¡Qué vergüenza con ese señor!
En días recientes vimos un programa especial transmitido por Globovisión donde se hacía un recuento de las múltiples agresiones verbales que el Presidente Chávez ha hecho reiteradamente a mandatarios extranjeros y sectores de la sociedad venezolana en general. Ya es bien conocido, dentro y fuera de Venezuela, la ligereza con que el presidente ataca a quienes toma de presas como blanco de sus dardos y les dispara lo primero que se le viene a la cabeza, sin cuidar el fondo o la forma de lo que dice, la referencia de quién habla o a qué auditorio se dirige.

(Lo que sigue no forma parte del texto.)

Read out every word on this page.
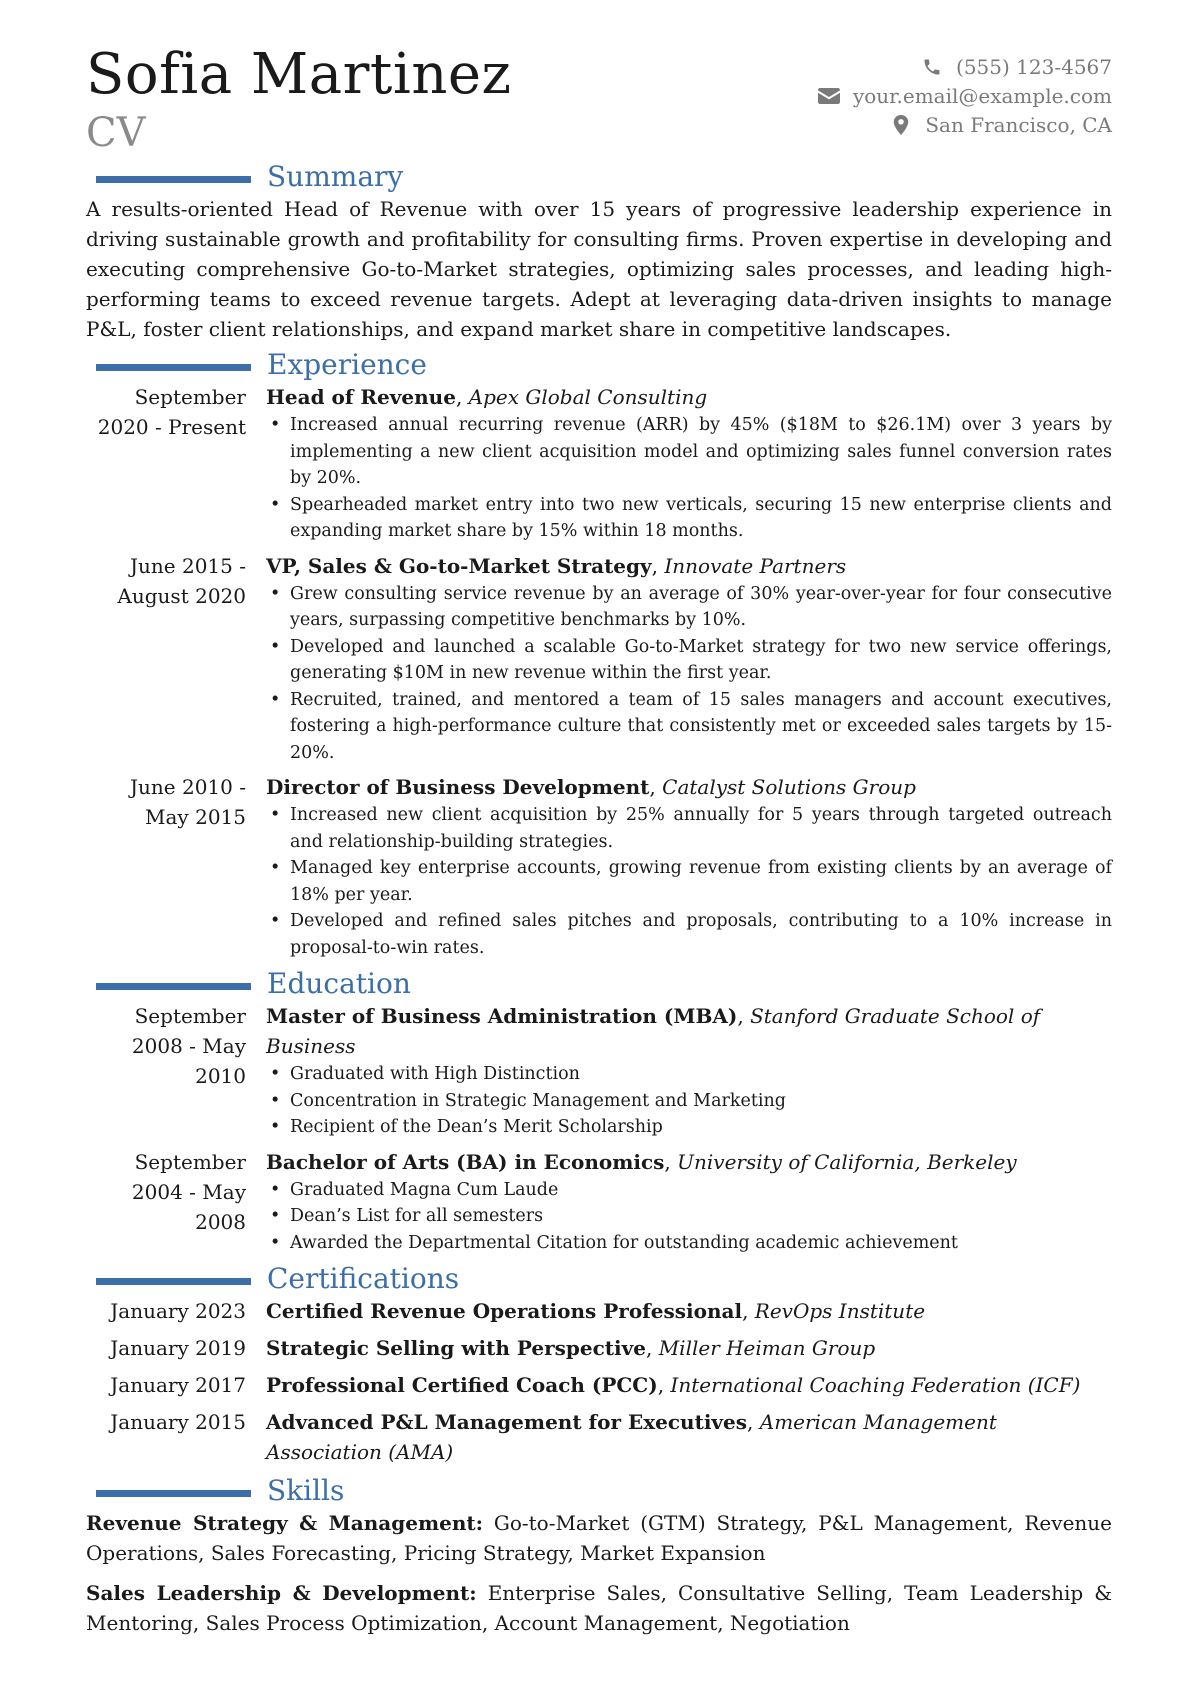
Sofia Martinez
CV
(555) 123-4567
your.email@example.com
San Francisco, CA
Summary

A results-oriented Head of Revenue with over 15 years of progressive leadership experience in driving sustainable growth and profitability for consulting firms. Proven expertise in developing and executing comprehensive Go-to-Market strategies, optimizing sales processes, and leading high-performing teams to exceed revenue targets. Adept at leveraging data-driven insights to manage P&L, foster client relationships, and expand market share in competitive landscapes.

Experience
September 2020 - Present
Head of Revenue, Apex Global Consulting
• Increased annual recurring revenue (ARR) by 45% ($18M to $26.1M) over 3 years by implementing a new client acquisition model and optimizing sales funnel conversion rates by 20%.
• Spearheaded market entry into two new verticals, securing 15 new enterprise clients and expanding market share by 15% within 18 months.
June 2015 - August 2020
VP, Sales & Go-to-Market Strategy, Innovate Partners
• Grew consulting service revenue by an average of 30% year-over-year for four consecutive years, surpassing competitive benchmarks by 10%.
• Developed and launched a scalable Go-to-Market strategy for two new service offerings, generating $10M in new revenue within the first year.
• Recruited, trained, and mentored a team of 15 sales managers and account executives, fostering a high-performance culture that consistently met or exceeded sales targets by 15-20%.
June 2010 - May 2015
Director of Business Development, Catalyst Solutions Group
• Increased new client acquisition by 25% annually for 5 years through targeted outreach and relationship-building strategies.
• Managed key enterprise accounts, growing revenue from existing clients by an average of 18% per year.
• Developed and refined sales pitches and proposals, contributing to a 10% increase in proposal-to-win rates.
Education
September 2008 - May 2010
Master of Business Administration (MBA), Stanford Graduate School of Business
• Graduated with High Distinction
• Concentration in Strategic Management and Marketing
• Recipient of the Dean’s Merit Scholarship
September 2004 - May 2008
Bachelor of Arts (BA) in Economics, University of California, Berkeley
• Graduated Magna Cum Laude
• Dean’s List for all semesters
• Awarded the Departmental Citation for outstanding academic achievement
Certifications
January 2023 Certified Revenue Operations Professional, RevOps Institute
January 2019 Strategic Selling with Perspective, Miller Heiman Group
January 2017 Professional Certified Coach (PCC), International Coaching Federation (ICF)
January 2015 Advanced P&L Management for Executives, American Management Association (AMA)
Skills
Revenue Strategy & Management: Go-to-Market (GTM) Strategy, P&L Management, Revenue Operations, Sales Forecasting, Pricing Strategy, Market Expansion
Sales Leadership & Development: Enterprise Sales, Consultative Selling, Team Leadership & Mentoring, Sales Process Optimization, Account Management, Negotiation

Pero hemos de reconocer que el recuento condensado en ese programa nos impactó. No por desconocimiento sino porque nos mostró una verdad arrolladora de un trancazo. Así no más, como una bofetada. Como un puñetazo que nos dejó en el piso y sin palabras.
Las reacciones ante los desafueros presidenciales son diversas. A muchos produce risa la impudicia de nuestro gobernante e incluso se alegran por la ‘valentía’ de sus palabras o por decir verdades que muchos hubiésemos querido escuchar en otros tiempos. Sin embargo, apostar a la verdad, sin groserías, con caballerosidad, enaltecería al mandatario y enorgullecería a un pueblo que ha sido víctima de grandes injusticias, como lo ha sido, hay que reconocerlo, el pueblo venezolano. Pero acudir a la impertinencia, sucumbir en la patanería, no da risa, antes bien, avergüenza. Uno no puede reírse de las burlas hechas a un presidente extranjero como lo hizo con el ex – presidente de los Estados Unidos. Uno no puede reírse de las ofensas propinadas al presidente Uribe. Uno no puede reírse de los insultos manifestados contra un líder de la oposición, contra dueños de medios de comunicación, contra todo el que se le oponga y lo manifieste públicamente. Uno no puede reírse de las injurias, las humillaciones y los agravios que se hagan a nadie. Y sencillamente no podemos reírnos de nada de eso porque sería una vileza, una mezquindad y una bajeza. Reírnos en estos casos desdice de nuestra calidad humana, de nuestra capacidad de aceptación y reconocimiento del otro. Reírnos de una burla o una ofensa es aceptar una tragedia convertida en chiste. ¿O será que carcajearnos frente a la desgracia es nuestra respuesta a la impotencia?
Otra reacción es la indiferencia. La apatía ante todo lo que el presidente haga o deje de hacer. A mí sí me importa. Porque es ‘nuestro’ presidente, nos guste o no, hayamos votado por él o en su contra. Es nuestro representante ante el mundo y por ello tenemos todo el derecho, así como es nuestro deber, exigir que su comportamiento esté a la altura de su investidura. Los hechos, lamentablemente demuestran lo contrario. Imaginamos pues, con tristeza, que nuestro país en el extranjero debe ser visto como un circo de variedades con entrada libre gracias a internet.
Por último, la reacción que suponemos debe producir, oscila entre rabia y vergüenza. Por lo inapropiado, desproporcionado e inconveniente para nuestro país, dentro y fuera de él. Dentro, porque se supone que un presidente debe tener una actuación ejemplar y ser modelo. ¿O será que nos gusta la chabacanería y la vulgaridad? Y fuera, porque un personaje que se comporte de esa manera no merece ser tomado en serio. Como es de suponer, todo primer mandatario, representante de cualquier estado nacional, en el mundo entero, debe cuidar las formas de procedimiento, el ritual de desempeño, las reglas de etiqueta, en fin, la manera de actuar que le es propia al cargo que ostenta. Desafortunadamente, en Venezuela hoy esto no parece ser más que un recuerdo efímero de épocas pasadas. Un libro antiguo que se quema bajo el fuego de nuestra propia revolución cultural.
A mí no me da risa. A mí sí me importa lo que hace, o deshace. A mí, y estoy segura que a muchos, lo que me da es vergüenza, pena ajena. ¡Qué vergüenza con ese señor!